8 thoughts on “Five ways to expand your empathy

  1. Therapeutic psychology has identified a small category of people they call ‘over-empathisers’. It is considered a problem because this type of person is too worried about hurting others to get their own needs met. I can see that, if it were constant, a high degree of empathy might cause problems of this sort, but, as your blog suggests, the usual issue is prejudice and lack of empathy. If empathy is met with empathy, then you would think everyone’s needs would be met more frequently and those needs would be expressed in a less hostile and demanding way.

    So business may be open to the idea but it is peculiar how most mainstream psychology is pushing a vision of mental health that is essentially egotistic and instinct led on one hand and excessively passive and conformist on the other.

    comments from psychologists (or anyone else) welcome….

  2. Dear Roman:
    Love this–small steps that can accumulate into a quiet global revolution. I first discovered empathy as a taught skill via Gad Czudner’s Small Criminals Among Us, and use this with my teacher candidates.

  3. Pingback: My Verse
  4. A great post, but I take issue with a couple of points.
    One: It is not so easy to act on our (natural or cultivated) curiosity about strangers. If what is required is “a mutual exchange of thoughts on your most important beliefs and experiences”, how can you work a brief conversation into a deep & meaningful. There are at least 2 inhibitors with someone new – 1) there is no trust established, so many people won’t want to exchange personal views, and 2) you don’t want to be seen to be prying. It’s a fine line between asking meaningful and just plain nosey questions.
    Secondly, how on earth do you get to shadow a banker for a day! Even if the individual would agree, their firm would not! I don’t think that’s a realistic suggestion.

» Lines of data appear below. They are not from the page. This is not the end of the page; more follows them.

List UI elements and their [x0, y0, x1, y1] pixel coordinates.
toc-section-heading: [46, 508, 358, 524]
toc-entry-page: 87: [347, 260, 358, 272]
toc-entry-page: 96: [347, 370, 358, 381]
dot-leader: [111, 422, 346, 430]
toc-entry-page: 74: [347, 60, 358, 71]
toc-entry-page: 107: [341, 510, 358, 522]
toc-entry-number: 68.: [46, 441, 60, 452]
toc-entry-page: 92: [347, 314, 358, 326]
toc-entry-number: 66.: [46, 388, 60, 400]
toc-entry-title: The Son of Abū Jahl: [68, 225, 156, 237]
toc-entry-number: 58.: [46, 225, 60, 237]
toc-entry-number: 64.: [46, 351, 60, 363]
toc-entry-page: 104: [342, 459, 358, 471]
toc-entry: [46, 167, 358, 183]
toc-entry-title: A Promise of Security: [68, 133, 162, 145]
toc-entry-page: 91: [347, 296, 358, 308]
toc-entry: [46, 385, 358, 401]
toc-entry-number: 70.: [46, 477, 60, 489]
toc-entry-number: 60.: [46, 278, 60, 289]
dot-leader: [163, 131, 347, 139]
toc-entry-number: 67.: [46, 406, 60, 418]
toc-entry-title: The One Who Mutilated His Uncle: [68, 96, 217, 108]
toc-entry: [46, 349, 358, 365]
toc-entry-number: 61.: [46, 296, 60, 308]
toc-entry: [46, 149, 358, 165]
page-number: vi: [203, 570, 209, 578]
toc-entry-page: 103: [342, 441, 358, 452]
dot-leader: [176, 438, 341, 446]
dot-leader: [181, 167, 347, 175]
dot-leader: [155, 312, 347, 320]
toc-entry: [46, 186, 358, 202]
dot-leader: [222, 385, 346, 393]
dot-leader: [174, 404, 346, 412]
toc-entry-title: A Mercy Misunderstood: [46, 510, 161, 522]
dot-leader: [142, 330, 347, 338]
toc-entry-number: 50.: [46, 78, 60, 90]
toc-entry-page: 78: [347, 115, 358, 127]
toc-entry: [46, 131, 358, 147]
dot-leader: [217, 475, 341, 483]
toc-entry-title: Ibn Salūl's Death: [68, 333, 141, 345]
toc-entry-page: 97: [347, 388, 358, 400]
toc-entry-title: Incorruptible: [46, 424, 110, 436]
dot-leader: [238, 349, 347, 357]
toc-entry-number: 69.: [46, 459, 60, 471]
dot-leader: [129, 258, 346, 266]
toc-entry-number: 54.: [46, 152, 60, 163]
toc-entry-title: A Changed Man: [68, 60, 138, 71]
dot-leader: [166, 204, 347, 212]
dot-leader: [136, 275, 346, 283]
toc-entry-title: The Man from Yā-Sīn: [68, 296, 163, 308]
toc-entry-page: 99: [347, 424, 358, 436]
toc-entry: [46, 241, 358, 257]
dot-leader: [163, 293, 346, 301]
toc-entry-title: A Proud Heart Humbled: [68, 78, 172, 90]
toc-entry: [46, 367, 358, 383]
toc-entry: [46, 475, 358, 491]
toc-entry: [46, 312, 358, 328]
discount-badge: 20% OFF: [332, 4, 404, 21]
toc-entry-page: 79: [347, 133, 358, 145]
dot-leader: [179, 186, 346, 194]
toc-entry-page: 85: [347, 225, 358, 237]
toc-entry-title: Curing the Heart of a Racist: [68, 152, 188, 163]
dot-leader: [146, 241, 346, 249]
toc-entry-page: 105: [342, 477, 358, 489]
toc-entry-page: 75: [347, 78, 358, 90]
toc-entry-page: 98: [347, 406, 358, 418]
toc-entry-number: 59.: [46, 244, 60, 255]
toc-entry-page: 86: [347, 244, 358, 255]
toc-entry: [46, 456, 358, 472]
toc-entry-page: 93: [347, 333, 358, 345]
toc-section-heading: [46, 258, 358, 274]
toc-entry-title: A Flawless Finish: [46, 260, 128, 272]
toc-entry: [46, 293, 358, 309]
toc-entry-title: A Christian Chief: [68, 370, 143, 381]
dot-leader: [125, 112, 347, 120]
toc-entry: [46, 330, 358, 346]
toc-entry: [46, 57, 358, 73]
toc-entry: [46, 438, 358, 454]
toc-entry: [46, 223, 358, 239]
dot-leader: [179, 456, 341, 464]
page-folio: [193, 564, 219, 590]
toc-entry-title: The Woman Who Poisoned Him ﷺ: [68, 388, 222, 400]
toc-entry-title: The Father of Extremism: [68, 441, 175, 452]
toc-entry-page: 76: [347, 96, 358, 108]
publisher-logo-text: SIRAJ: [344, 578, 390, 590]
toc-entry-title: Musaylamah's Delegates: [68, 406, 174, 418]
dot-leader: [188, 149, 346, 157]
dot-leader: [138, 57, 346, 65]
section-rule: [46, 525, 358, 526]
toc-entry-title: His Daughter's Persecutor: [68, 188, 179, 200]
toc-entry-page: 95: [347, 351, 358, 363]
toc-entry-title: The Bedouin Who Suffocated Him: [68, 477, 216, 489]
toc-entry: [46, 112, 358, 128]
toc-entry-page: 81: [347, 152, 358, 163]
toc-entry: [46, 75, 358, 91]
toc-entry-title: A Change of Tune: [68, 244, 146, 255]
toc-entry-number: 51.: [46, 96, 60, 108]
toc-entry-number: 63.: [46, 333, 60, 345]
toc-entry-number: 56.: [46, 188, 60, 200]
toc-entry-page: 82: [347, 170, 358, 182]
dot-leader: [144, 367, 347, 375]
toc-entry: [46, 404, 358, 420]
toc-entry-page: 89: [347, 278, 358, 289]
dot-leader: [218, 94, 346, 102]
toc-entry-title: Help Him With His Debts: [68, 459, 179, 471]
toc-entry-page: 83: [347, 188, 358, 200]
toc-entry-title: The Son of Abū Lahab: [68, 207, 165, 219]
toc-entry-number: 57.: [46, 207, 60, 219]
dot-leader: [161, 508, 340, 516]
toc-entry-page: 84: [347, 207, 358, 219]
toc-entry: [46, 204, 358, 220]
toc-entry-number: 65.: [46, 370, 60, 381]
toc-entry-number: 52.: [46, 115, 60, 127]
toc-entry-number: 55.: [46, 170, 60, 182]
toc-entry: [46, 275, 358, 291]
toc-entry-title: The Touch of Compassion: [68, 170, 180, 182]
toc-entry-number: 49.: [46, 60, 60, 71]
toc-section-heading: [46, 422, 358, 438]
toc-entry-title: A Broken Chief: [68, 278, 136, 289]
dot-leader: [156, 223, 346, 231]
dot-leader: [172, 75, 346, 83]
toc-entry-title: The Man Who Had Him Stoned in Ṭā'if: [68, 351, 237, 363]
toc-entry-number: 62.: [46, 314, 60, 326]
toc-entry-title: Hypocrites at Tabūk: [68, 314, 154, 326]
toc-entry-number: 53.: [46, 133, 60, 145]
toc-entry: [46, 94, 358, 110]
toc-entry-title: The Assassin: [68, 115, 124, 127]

  5. Louise Arkles, take it from someone who knows, it is absolutely amazing how much a stranger will tell you in a brief encounter actually but you have to actually be interested and be curious about that person. If this is genuine then it wouldn’t appear nosey. That is a part of having empathy. Perhaps you are not getting the point of it.

    I do think people who are not innately empathetic can be more empathetic but maybe they also have to be the type of person who is naturally inclined to question the status quo. Most people just accept that the world is dog-eat-dog, that we will get nowhere from having empathy, and that it is pointless if we want to be ‘successful’ in life. Life is hard enough as it is for everyone with personal and financial struggles, sadness from loss and death etc, if we all had abit more empathy the world would definitely be a better place and actually more successful.

  6. I’ve just found this wonderful website courtesy of an item on Roman Krznaric in the Oxford University magazine ‘Oxford Today’ (Vol 22, No 2).

    I live in the Northern Rivers region of New South Wales, Australia. The main town is Lismore. Lismore Library has a ‘Living Book’ scheme, where you ‘borrow’ a person for half an hour and talk with them about themselves and whatever ‘category’ they represent – Aboriginal, farmer, person with a disability, Buddhist, vegan etc. The idea behind the scheme is empathy building though personal contact, and gaining knowledge and understanding. I think libraries in the Netherlands were the innovators.

    Incidentally, I noted the other item on Jo Parry and the IRA Brighton bomber, and know about the Forgiveness Project through my sister-in-law, Marian Partington – her sister Lucy was one of the victims of Fred and Rosemary West.